Guinness set the never-attempted record at 20 games — which Ngcobo passed on June 25, with a certificate handed over after post-match footage and witness forms confirmed his presence from the first to final whistle.
The schedule was planned for months with a car waiting outside stadiums as he galloped between host cities, with one day clocking up 3,000 kilometres for four games in 48 hours.
A cancelled flight once saw him arrive two minutes after kick-off, one of seven matches that didn’t count toward his record, which will stand officially at 31.
“I haven’t missed a game,” said Ngcobo, who snatched sleep while travelling but says he immediately revived once in stadiums.
“This is a dream come true to me and it’s once in a lifetime. If something comes like this, you need to pull yourself up and you must make sure you do whatever that you can do to succeed.”
Ngcobo’s sponsored seat at Sunday’s final is worth more than his original World Cup budget of 2,000 rands (USD262), which he had set aside for 10 of the cheapest seats and 1,000 rands for ferrying between stadiums on minibus taxis.
Instead he got to football’s biggest showcase in grand style after winning the “Last Fan Standing” competition run by South African mobile giant and World Cup sponsor MTN, which picked up the tab for his transport, accommodation and top seats.
A die-hard supporter of the Bafana Bafana national side and Kaizer Chiefs local premier team, Ngcobo attends up to five matches a week in season.
His mobile phone ringtone is a football commentary. And he met his girlfriend at a match.
Of the 32 competing teams, only Switzerland and Greece went unseen by Ngcobo, after they crashed out early.
He lists the Japan-Paraguay last 16 clash as the most boring, Ghana’s exit as the most disappointing, and the Mexican fans as the most passionate.
South African striker Siphiwe Tshabalala’s goal – the first in the tournament – was his most exciting, but Portugal’s 7-0 goal bonanza over North Korea also stood out for being “like watching the highlights live”.

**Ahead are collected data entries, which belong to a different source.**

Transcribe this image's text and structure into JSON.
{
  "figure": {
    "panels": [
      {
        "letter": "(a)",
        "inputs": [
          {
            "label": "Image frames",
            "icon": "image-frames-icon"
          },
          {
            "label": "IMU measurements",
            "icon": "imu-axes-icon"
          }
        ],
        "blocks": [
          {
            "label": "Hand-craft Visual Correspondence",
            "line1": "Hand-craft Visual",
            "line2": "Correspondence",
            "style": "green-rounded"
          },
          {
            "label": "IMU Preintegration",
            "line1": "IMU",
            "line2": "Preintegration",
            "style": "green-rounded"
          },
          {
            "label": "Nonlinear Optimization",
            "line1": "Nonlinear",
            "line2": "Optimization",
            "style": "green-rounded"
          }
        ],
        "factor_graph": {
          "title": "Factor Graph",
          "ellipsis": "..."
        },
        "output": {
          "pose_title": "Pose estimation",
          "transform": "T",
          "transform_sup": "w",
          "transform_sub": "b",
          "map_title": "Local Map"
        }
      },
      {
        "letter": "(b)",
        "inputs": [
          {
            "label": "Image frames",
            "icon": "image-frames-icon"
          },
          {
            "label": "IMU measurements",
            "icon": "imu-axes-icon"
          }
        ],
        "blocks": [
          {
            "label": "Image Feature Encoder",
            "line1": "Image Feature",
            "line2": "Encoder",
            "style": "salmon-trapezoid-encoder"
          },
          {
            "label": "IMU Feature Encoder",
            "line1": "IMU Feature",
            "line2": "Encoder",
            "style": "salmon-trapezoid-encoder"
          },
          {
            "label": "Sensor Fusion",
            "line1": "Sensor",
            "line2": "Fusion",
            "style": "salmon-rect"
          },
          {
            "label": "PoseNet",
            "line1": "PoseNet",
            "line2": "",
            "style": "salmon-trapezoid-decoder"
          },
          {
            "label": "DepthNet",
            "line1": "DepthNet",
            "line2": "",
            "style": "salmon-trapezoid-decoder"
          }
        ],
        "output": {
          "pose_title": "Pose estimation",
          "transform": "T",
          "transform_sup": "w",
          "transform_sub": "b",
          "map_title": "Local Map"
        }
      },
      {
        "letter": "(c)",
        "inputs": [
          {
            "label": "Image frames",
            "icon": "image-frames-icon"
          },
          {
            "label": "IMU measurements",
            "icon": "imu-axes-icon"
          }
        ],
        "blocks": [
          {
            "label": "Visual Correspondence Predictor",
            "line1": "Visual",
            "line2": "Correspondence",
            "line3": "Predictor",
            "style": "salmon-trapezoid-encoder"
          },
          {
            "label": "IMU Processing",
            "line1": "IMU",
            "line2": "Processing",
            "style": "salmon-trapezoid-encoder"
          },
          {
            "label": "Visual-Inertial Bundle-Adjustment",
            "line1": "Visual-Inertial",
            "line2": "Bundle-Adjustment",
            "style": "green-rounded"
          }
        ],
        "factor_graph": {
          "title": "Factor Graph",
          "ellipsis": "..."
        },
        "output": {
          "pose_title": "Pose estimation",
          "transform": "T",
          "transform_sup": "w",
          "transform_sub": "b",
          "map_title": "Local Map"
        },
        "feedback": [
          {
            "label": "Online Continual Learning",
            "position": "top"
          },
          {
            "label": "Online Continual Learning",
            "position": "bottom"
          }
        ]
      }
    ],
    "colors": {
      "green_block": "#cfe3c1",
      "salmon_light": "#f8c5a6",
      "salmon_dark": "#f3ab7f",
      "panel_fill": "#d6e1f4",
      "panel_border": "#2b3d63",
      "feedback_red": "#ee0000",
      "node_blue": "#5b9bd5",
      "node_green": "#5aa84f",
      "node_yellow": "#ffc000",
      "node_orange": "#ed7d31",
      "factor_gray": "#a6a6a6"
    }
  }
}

Even though ousted stars like England’s Wayne Rooney, Brazil’s Kaka and Argentina’s Lionel Messi failed to shine at the goals, Ngcobo said seeing World Player of the Year Messi was a highlight.
“Previously I’d see him on TV. If you’re watching him there you’d think that he’s PlayStation or maybe he’s played by a machine or something. Seeing him in the first game against Nigeria at Ellis Park was wow to me.”
Not having seen his three-year-old son for a month, he returns to work on Tuesday after taking 23 days of leave from his job at the government’s land reform department.
He advises would-be challengers to his record to enter competitions and to be true football fans.
“I’m not rich, I’m just normal but I managed to be in the Guinness World Records. It’s all about taking chances,” said Ngcobo, who blogs his trip at www.lastfanstanding.co.za
“I’m looking forward for a passionate fan to challenge me, but he must know that this is not easy. It’s very tough,” he said. “If you are passionate about soccer, you can challenge me.”
Now, he’s looking for a sponsor for Brazil’s World Cup in 2014. Or the African Nations Cup in Gabon and Equatorial Guinea in 2012.
“After this I’ll really, really miss the World Cup.”